In deze zaak heeft het Gerechtshof Amsterdam op 19 november 2019 uitspraak gedaan in hoger beroep over de gezagskwestie van de minderjarige [de minderjarige]. De vrouw, verzoekster in hoger beroep, had eerder in de procedure verzocht om gezamenlijk gezag over [de minderjarige], terwijl de man, verweerder in hoger beroep, het verzoek had ingediend om het eenhoofdig gezag over [de minderjarige] te verkrijgen. De rechtbank Amsterdam had op 28 maart 2018 het gezamenlijk gezag beëindigd en het eenhoofdig gezag aan de man toegewezen. De vrouw was het hier niet mee eens en ging in hoger beroep.

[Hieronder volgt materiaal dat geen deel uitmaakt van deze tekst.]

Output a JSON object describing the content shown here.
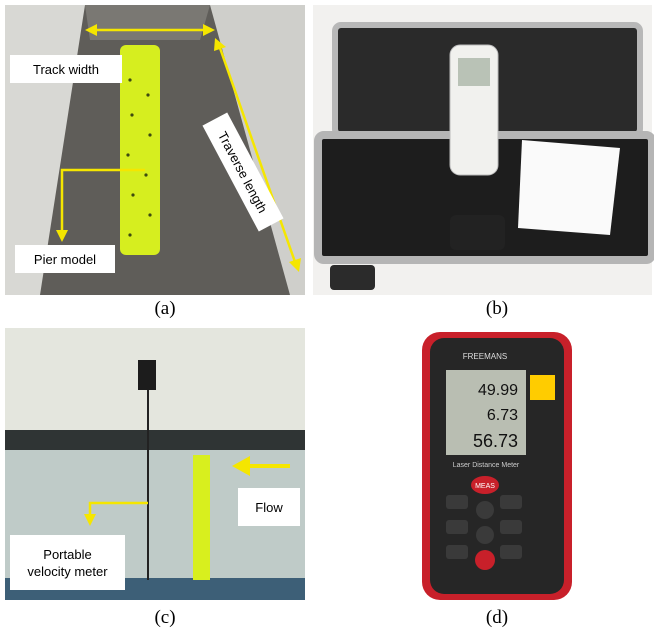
{
  "panels": [
    {
      "label": "(a)",
      "annotations": [
        "Track width",
        "Traverse length",
        "Pier model"
      ]
    },
    {
      "label": "(b)"
    },
    {
      "label": "(c)",
      "annotations": [
        "Flow",
        "Portable",
        "velocity meter"
      ]
    },
    {
      "label": "(d)",
      "device": {
        "brand": "FREEMANS",
        "readings": [
          "49.99",
          "6.73",
          "56.73"
        ],
        "button": "MEAS",
        "caption": "Laser Distance Meter"
      }
    }
  ]
}
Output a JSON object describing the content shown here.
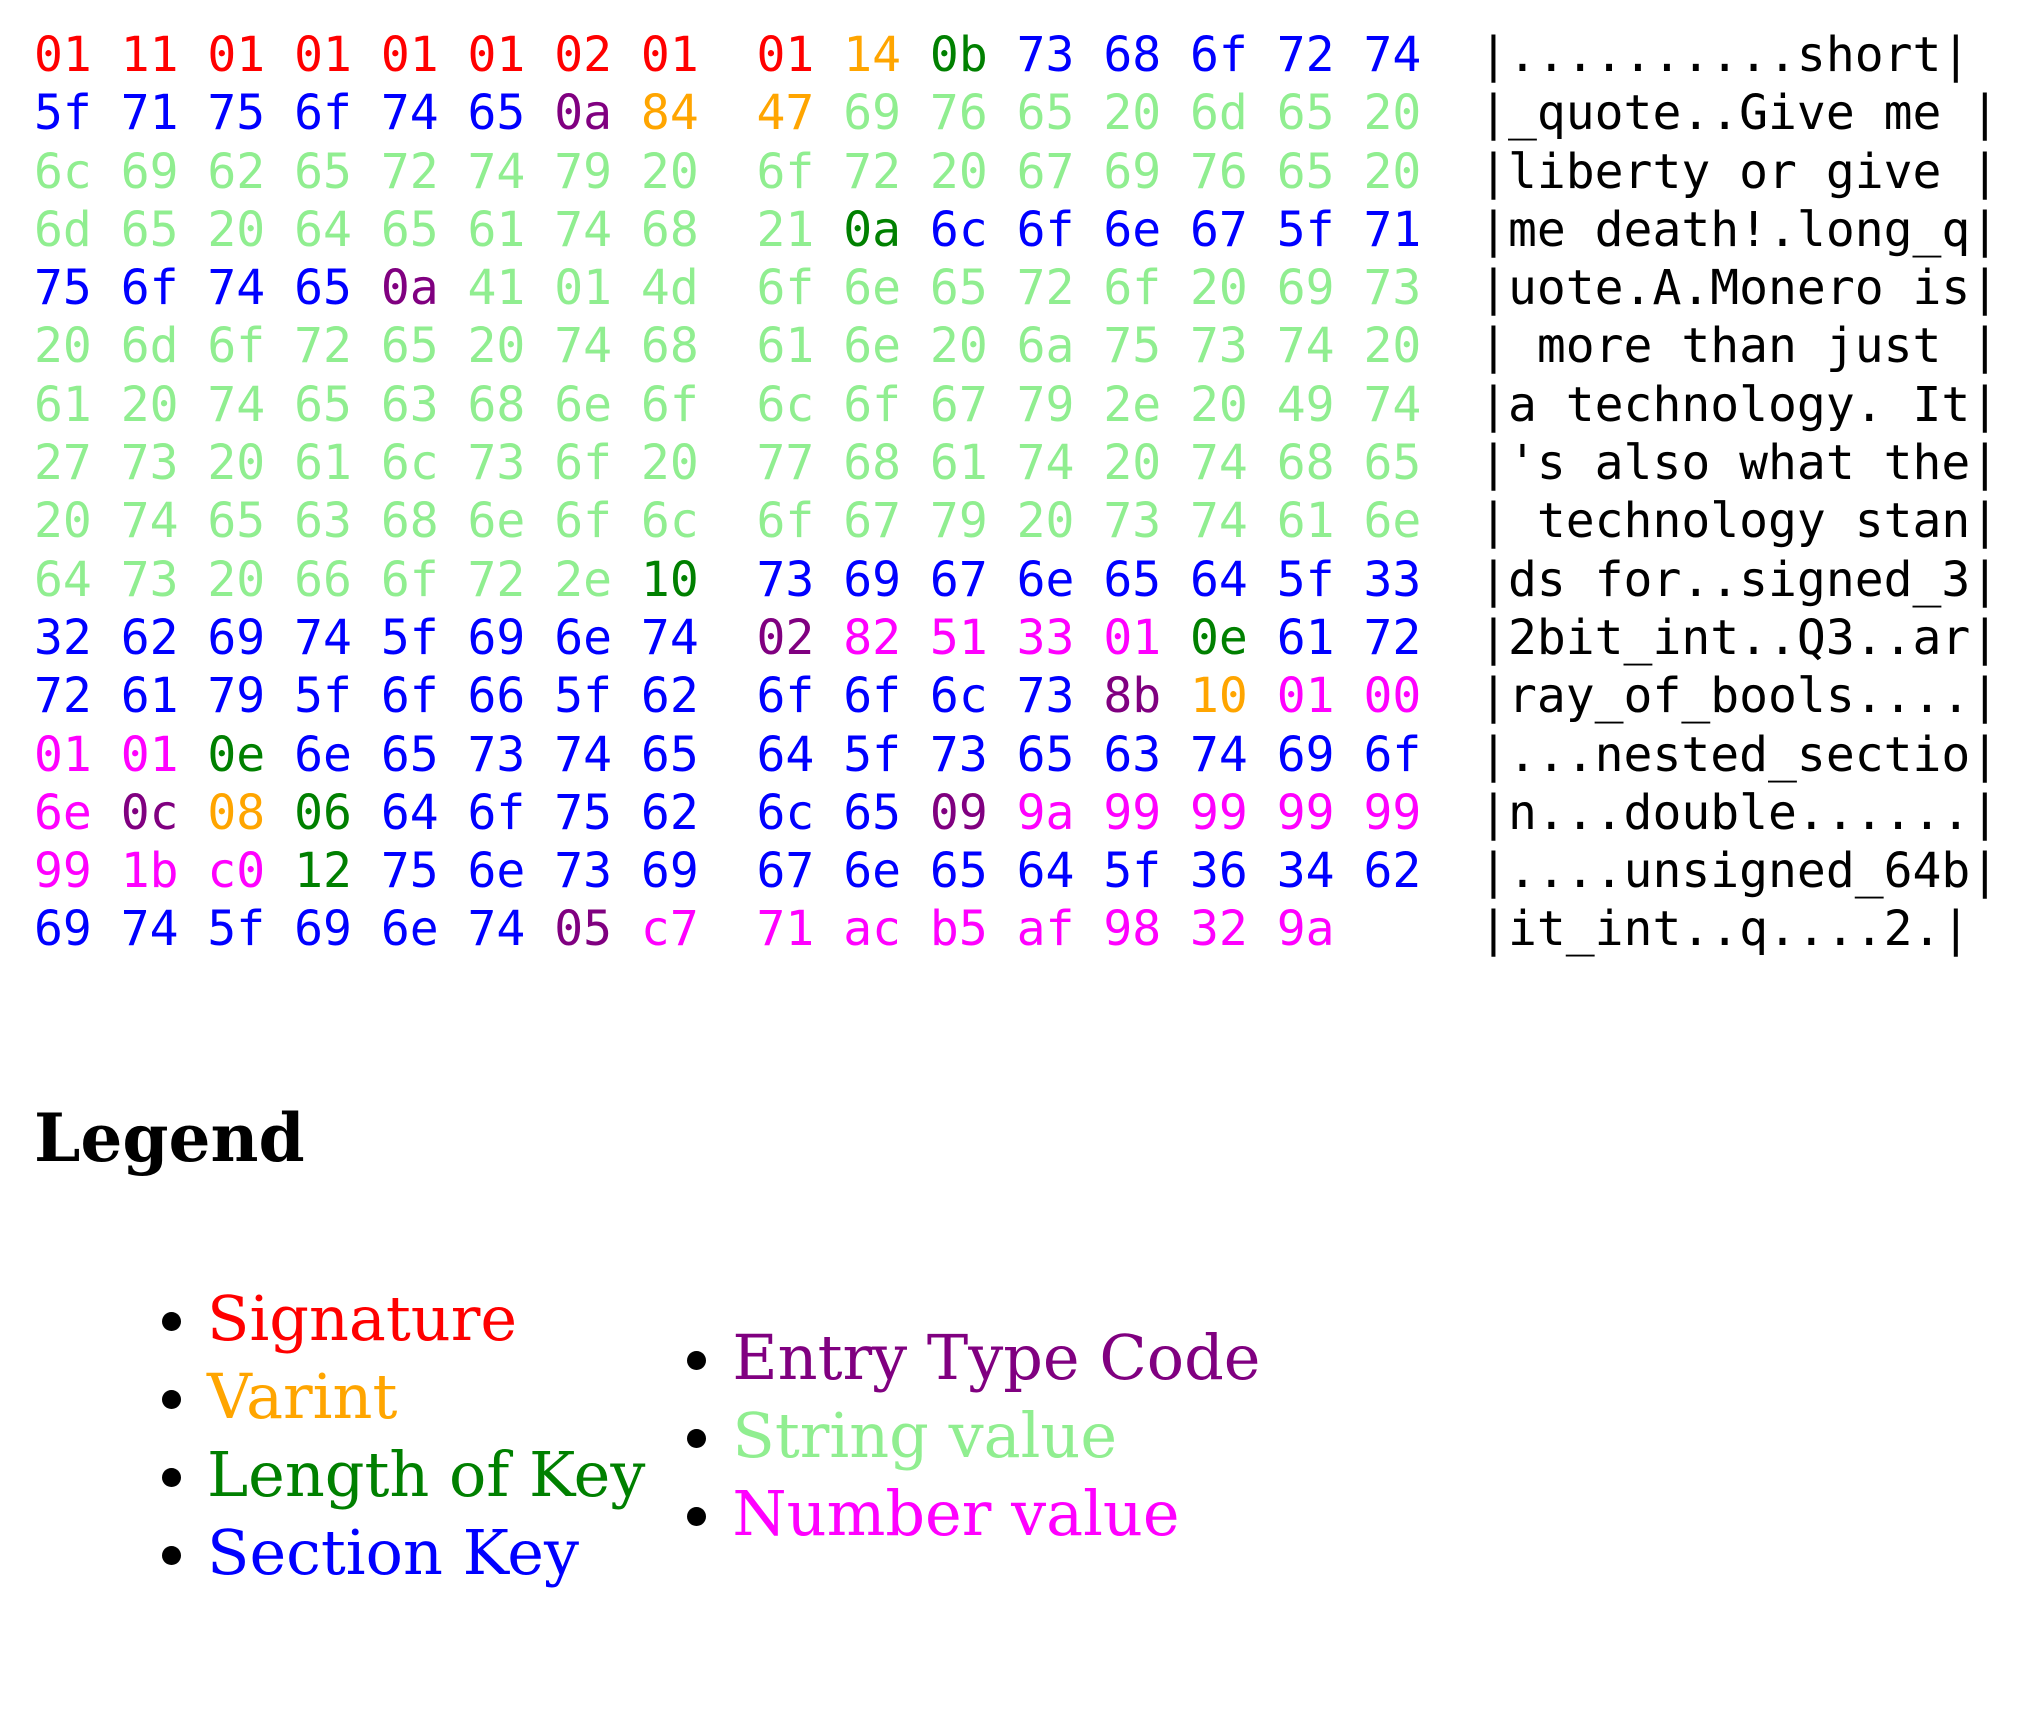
{
  "colors": {
    "S": "#ff0000",
    "V": "#ffa500",
    "L": "#008000",
    "K": "#0000ff",
    "T": "#800080",
    "s": "#90ee90",
    "N": "#ff00ff"
  },
  "hex_rows": [
    {
      "bytes": "01 11 01 01 01 01 02 01 01 14 0b 73 68 6f 72 74",
      "types": "SSSSSSSSSVLKKKKK",
      "ascii": "|..........short|"
    },
    {
      "bytes": "5f 71 75 6f 74 65 0a 84 47 69 76 65 20 6d 65 20",
      "types": "KKKKKKTVVsssssss",
      "ascii": "|_quote..Give me |"
    },
    {
      "bytes": "6c 69 62 65 72 74 79 20 6f 72 20 67 69 76 65 20",
      "types": "ssssssssssssssss",
      "ascii": "|liberty or give |"
    },
    {
      "bytes": "6d 65 20 64 65 61 74 68 21 0a 6c 6f 6e 67 5f 71",
      "types": "sssssssssLKKKKKK",
      "ascii": "|me death!.long_q|"
    },
    {
      "bytes": "75 6f 74 65 0a 41 01 4d 6f 6e 65 72 6f 20 69 73",
      "types": "KKKKTsssssssssss",
      "ascii": "|uote.A.Monero is|"
    },
    {
      "bytes": "20 6d 6f 72 65 20 74 68 61 6e 20 6a 75 73 74 20",
      "types": "ssssssssssssssss",
      "ascii": "| more than just |"
    },
    {
      "bytes": "61 20 74 65 63 68 6e 6f 6c 6f 67 79 2e 20 49 74",
      "types": "ssssssssssssssss",
      "ascii": "|a technology. It|"
    },
    {
      "bytes": "27 73 20 61 6c 73 6f 20 77 68 61 74 20 74 68 65",
      "types": "ssssssssssssssss",
      "ascii": "|'s also what the|"
    },
    {
      "bytes": "20 74 65 63 68 6e 6f 6c 6f 67 79 20 73 74 61 6e",
      "types": "ssssssssssssssss",
      "ascii": "| technology stan|"
    },
    {
      "bytes": "64 73 20 66 6f 72 2e 10 73 69 67 6e 65 64 5f 33",
      "types": "sssssssLKKKKKKKK",
      "ascii": "|ds for..signed_3|"
    },
    {
      "bytes": "32 62 69 74 5f 69 6e 74 02 82 51 33 01 0e 61 72",
      "types": "KKKKKKKKTNNNNLKK",
      "ascii": "|2bit_int..Q3..ar|"
    },
    {
      "bytes": "72 61 79 5f 6f 66 5f 62 6f 6f 6c 73 8b 10 01 00",
      "types": "KKKKKKKKKKKKTVNN",
      "ascii": "|ray_of_bools....|"
    },
    {
      "bytes": "01 01 0e 6e 65 73 74 65 64 5f 73 65 63 74 69 6f",
      "types": "NNLKKKKKKKKKKKKK",
      "ascii": "|...nested_sectio|"
    },
    {
      "bytes": "6e 0c 08 06 64 6f 75 62 6c 65 09 9a 99 99 99 99",
      "types": "NTVLKKKKKKTNNNNN",
      "ascii": "|n...double......|"
    },
    {
      "bytes": "99 1b c0 12 75 6e 73 69 67 6e 65 64 5f 36 34 62",
      "types": "NNNLKKKKKKKKKKKK",
      "ascii": "|....unsigned_64b|"
    },
    {
      "bytes": "69 74 5f 69 6e 74 05 c7 71 ac b5 af 98 32 9a",
      "types": "KKKKKKTNNNNNNNN",
      "ascii": "|it_int..q....2.|"
    }
  ],
  "legend": {
    "title": "Legend",
    "left": [
      {
        "label": "Signature",
        "type": "S"
      },
      {
        "label": "Varint",
        "type": "V"
      },
      {
        "label": "Length of Key",
        "type": "L"
      },
      {
        "label": "Section Key",
        "type": "K"
      }
    ],
    "right": [
      {
        "label": "Entry Type Code",
        "type": "T"
      },
      {
        "label": "String value",
        "type": "s"
      },
      {
        "label": "Number value",
        "type": "N"
      }
    ]
  }
}
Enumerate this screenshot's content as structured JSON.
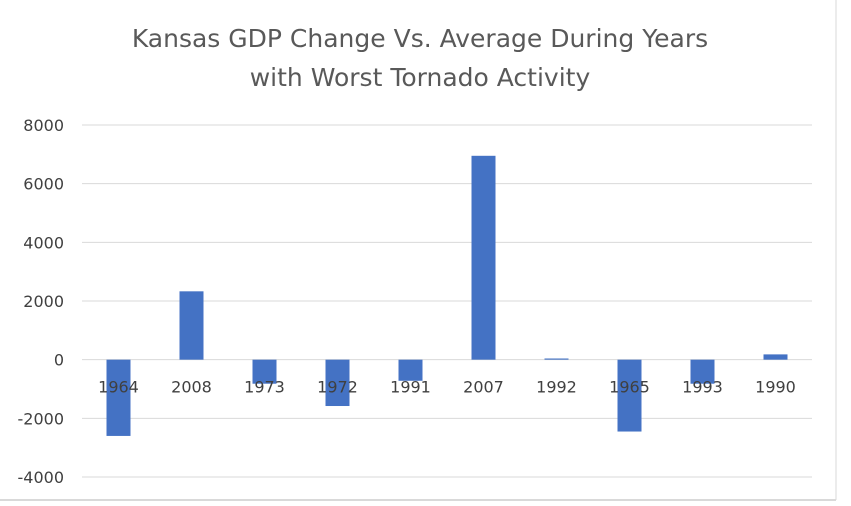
{
  "chart_data": {
    "type": "bar",
    "title_lines": [
      "Kansas GDP Change Vs. Average During Years",
      "with Worst Tornado Activity"
    ],
    "xlabel": "",
    "ylabel": "",
    "categories": [
      "1964",
      "2008",
      "1973",
      "1972",
      "1991",
      "2007",
      "1992",
      "1965",
      "1993",
      "1990"
    ],
    "values": [
      -2600,
      2330,
      -820,
      -1580,
      -720,
      6950,
      40,
      -2450,
      -820,
      180
    ],
    "ylim": [
      -4000,
      8000
    ],
    "yticks": [
      -4000,
      -2000,
      0,
      2000,
      4000,
      6000,
      8000
    ],
    "ytick_labels": [
      "-4000",
      "-2000",
      "0",
      "2000",
      "4000",
      "6000",
      "8000"
    ],
    "grid": true,
    "legend": "none",
    "bar_color": "#4472C4",
    "grid_color": "#D9D9D9"
  }
}
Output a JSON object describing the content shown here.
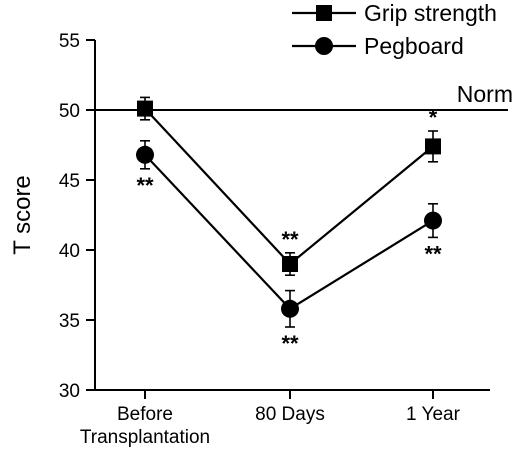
{
  "chart_data": {
    "type": "line",
    "ylabel": "T score",
    "ylim": [
      30,
      55
    ],
    "yticks": [
      30,
      35,
      40,
      45,
      50,
      55
    ],
    "categories": [
      "Before\nTransplantation",
      "80 Days",
      "1 Year"
    ],
    "reference_line": {
      "value": 50,
      "label": "Norm"
    },
    "legend_position": "top-right",
    "series": [
      {
        "name": "Grip strength",
        "marker": "square",
        "values": [
          50.1,
          39.0,
          47.4
        ],
        "error": [
          0.8,
          0.8,
          1.1
        ],
        "annotations": [
          "",
          "**",
          "*"
        ]
      },
      {
        "name": "Pegboard",
        "marker": "circle",
        "values": [
          46.8,
          35.8,
          42.1
        ],
        "error": [
          1.0,
          1.3,
          1.2
        ],
        "annotations": [
          "**",
          "**",
          "**"
        ]
      }
    ]
  }
}
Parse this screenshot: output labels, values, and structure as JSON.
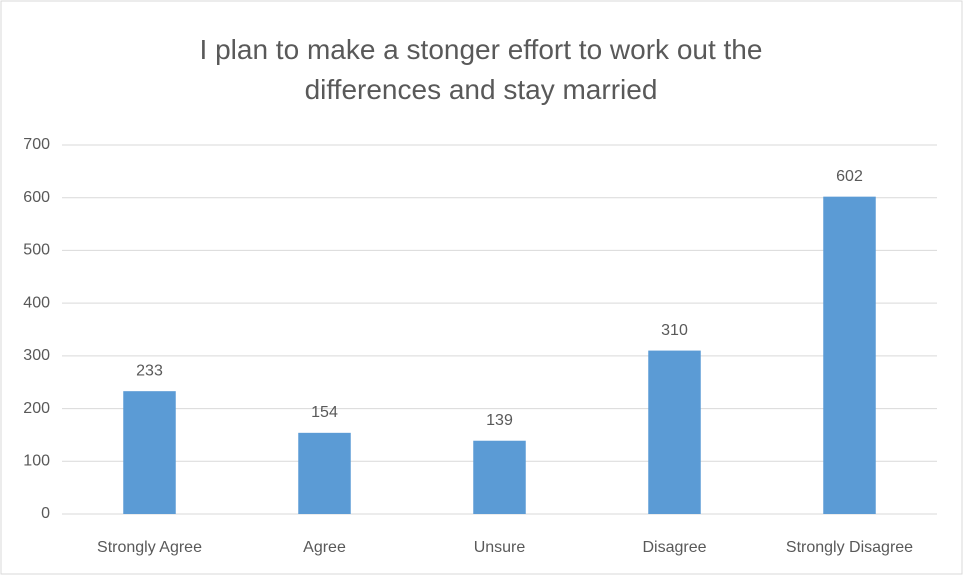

Tijdens de zittingen werd duidelijk dat de communicatie tussen de ouders in het verleden problematisch was, met spanningen en zorgen over de veiligheid van [de minderjarige]. De Raad voor de Kinderbescherming had in zijn rapport geadviseerd om de huidige woonsituatie van [de minderjarige] bij de man te handhaven en het eenhoofdig gezag van de man in stand te laten. Het hof oordeelde dat, hoewel de communicatie tussen de ouders verbeterd was, deze nog niet voldoende was om gezamenlijk gezag te rechtvaardigen. De situatie van [de minderjarige] vereiste stabiliteit en continuïteit, en het hof achtte het in zijn belang dat de man met het eenhoofdig gezag belast bleef.
Het hof vernietigde de beschikking van de rechtbank voor zover deze het gezamenlijk gezag beëindigde, maar bekrachtigde de beschikking voor het overige. De verzoeken van de vrouw werden afgewezen, en het hof concludeerde dat de huidige situatie in het belang van [de minderjarige] moest worden voortgezet.